Non è però solo questo tocco da grande maestro che ci dice che il dipinto è di Giovanni Bellini, anzi, ce lo dice proprio lui, Bellini in persona. Il quadro è firmato: sotto la figura del Battista vediamo un cartiglio, così realistico da sembrare quasi uno di quei pezzettini di carta autoadesivi, che poi si staccano sempre. Qui l’artista si firma, Johannes Bellinus, quasi a mettersi anche lui sotto la protezione del santo di cui porta il nome, così come aveva fatto Giovanni Battista Garzadori. Più in basso, un pappagallo osserva la scena. Nei dipinti di questa epoca, gli animali non erano mai messi a caso, ma questo è un pappagallo speciale perché si è posato lì dopo che Bellini aveva terminato il suo lavoro. Forse solo qualche anno dopo, o forse addirittura secoli dopo: infatti, si tratta di una specie di pappagallo originaria della Nuova Guinea, e nell’anno 1500 la Nuova Guinea non era ancora stata scoperta. Sappiamo che il quadro è stato restaurato nell’800, e qui forse qualcuno ha forse voluto trarci in inganno.

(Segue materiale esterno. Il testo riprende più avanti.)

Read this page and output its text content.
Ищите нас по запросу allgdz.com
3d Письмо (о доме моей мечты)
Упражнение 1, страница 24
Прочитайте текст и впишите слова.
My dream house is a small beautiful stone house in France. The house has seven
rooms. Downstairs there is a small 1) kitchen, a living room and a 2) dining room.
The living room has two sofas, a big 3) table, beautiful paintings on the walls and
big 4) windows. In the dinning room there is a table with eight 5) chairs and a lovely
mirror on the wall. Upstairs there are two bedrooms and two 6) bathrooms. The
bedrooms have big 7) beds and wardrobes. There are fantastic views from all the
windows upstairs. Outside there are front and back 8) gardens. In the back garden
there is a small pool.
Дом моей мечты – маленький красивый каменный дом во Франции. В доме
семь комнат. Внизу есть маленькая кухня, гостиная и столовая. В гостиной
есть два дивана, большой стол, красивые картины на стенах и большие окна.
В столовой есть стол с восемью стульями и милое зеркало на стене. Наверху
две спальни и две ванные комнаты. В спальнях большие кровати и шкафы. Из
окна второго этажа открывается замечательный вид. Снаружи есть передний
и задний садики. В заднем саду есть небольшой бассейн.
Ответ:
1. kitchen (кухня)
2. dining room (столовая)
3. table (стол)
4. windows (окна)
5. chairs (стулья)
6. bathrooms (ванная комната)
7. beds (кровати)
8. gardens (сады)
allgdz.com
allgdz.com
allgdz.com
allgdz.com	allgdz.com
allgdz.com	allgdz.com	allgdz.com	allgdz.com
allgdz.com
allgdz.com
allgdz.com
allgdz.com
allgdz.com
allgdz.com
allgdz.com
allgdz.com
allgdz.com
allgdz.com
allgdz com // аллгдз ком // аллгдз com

Il segreto del suo successo
La riva del fiume Giordano è rocciosa, proprio come lo sarà il sepolcro di Gesù: questa scena vuole rappresentare la salvezza per tutti, mostrandoci contemporaneamente il battesimo e la resurrezione. Dietro Gesù vediamo l’acqua da cui tutto nasce, e al di là del fiume un paesaggio perfetto, un’idea di Paradiso che però ricorda molto più le colline venete che il Giordano, con sullo sfondo un cielo come se ne vedono spesso da noi. Bellini non era mai stato sul fiume Giordano, e dipinge ciò che conosce: un paesaggio di terraferma veneta, dove immagina dei personaggi in realtà vissuti altrove, in un’altra epoca. Vuole dirci che una salvezza è possibile per tutti, dappertutto e sempre. In questo scenario locale c’è però un dettaglio, un piccolissimo elemento orientale che ci ricorda il viaggio di Garzadori: una palma, perché i pellegrini che tornavano da Gerusalemme venivano detti palmieri.
E’ veramente “il quadro più bello del mondo”, come è stato definito da uno studioso? Non so rispondervi: dovete scoprirlo voi, venendolo a vedere, ora che conoscete anche una parte della sua storia.